無人の改札は数時間前、夏生が到着した時と何一つ変化はなかった。カードをタッチする機械も改札口の横に取り付けられていたけれど、久しぶりに切符を買ってみたくなって、夏生は券売機の前に立った。運賃表を見上げると新幹線の乗換駅までだけでも千円以上する。

誰かに呼ばれたような気がして振り返ると、夏生のすぐ後ろに髪の長い女の人が立っていた。切符を買おうとしているのだろうか。急いで初乗りの運賃のボタンを押してその場を離れた。
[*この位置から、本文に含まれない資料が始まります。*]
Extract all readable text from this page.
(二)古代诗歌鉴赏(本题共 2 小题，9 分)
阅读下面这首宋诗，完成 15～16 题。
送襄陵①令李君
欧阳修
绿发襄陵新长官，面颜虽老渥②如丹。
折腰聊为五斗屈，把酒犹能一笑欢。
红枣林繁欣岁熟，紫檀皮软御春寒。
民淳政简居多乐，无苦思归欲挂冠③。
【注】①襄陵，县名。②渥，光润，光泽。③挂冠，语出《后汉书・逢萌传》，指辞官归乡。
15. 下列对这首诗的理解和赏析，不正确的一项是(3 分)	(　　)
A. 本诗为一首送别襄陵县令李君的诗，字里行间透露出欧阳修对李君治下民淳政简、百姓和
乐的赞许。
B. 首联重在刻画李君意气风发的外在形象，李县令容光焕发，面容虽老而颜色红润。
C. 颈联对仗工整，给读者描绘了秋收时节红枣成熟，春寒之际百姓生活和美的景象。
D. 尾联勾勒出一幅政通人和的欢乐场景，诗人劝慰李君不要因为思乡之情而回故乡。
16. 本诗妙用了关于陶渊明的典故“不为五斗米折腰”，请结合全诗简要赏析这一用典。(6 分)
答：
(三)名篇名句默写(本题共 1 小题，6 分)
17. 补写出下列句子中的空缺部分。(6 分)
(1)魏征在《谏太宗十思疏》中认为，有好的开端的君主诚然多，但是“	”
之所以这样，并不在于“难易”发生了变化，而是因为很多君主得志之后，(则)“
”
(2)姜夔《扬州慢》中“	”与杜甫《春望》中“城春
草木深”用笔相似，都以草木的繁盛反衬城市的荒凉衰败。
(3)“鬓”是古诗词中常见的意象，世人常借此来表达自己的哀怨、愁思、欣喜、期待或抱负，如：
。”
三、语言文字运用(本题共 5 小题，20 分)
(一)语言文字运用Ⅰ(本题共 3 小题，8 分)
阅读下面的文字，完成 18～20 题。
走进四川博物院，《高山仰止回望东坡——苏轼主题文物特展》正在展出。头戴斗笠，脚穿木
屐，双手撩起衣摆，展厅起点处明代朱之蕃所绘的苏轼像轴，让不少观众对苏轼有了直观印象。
切符が買いたかっただけだし、出るときに清算すればいい。タッチパネルじゃない券売機も、どこか懐かしい。

今日は楽しかった。

待合室のベンチに腰掛けてスマホを出す。美津さんに出張が終わったことを簡単にまとめて、メッセージを打っていると、さっきの女性が視界に入った。顔を上げると、目の前に立っている。

真っ白なワンピース。あらわになった肩からほっそり伸びる真っ白な腕。
……寒 くはないのだろうか?

見ていることを悟られないように、スマホの画面を見ながら、上目遣いにもう一度、視線を彼女に向ける。

カラスの濡れ羽色とでもいうのか、真っ黒な髪がまっすぐ伸びている。そして足元は……、裸足?

切れ長な目が夏生の目をとらえた。期待に満ち溢れた瞳が、嬉しそうに輝いている。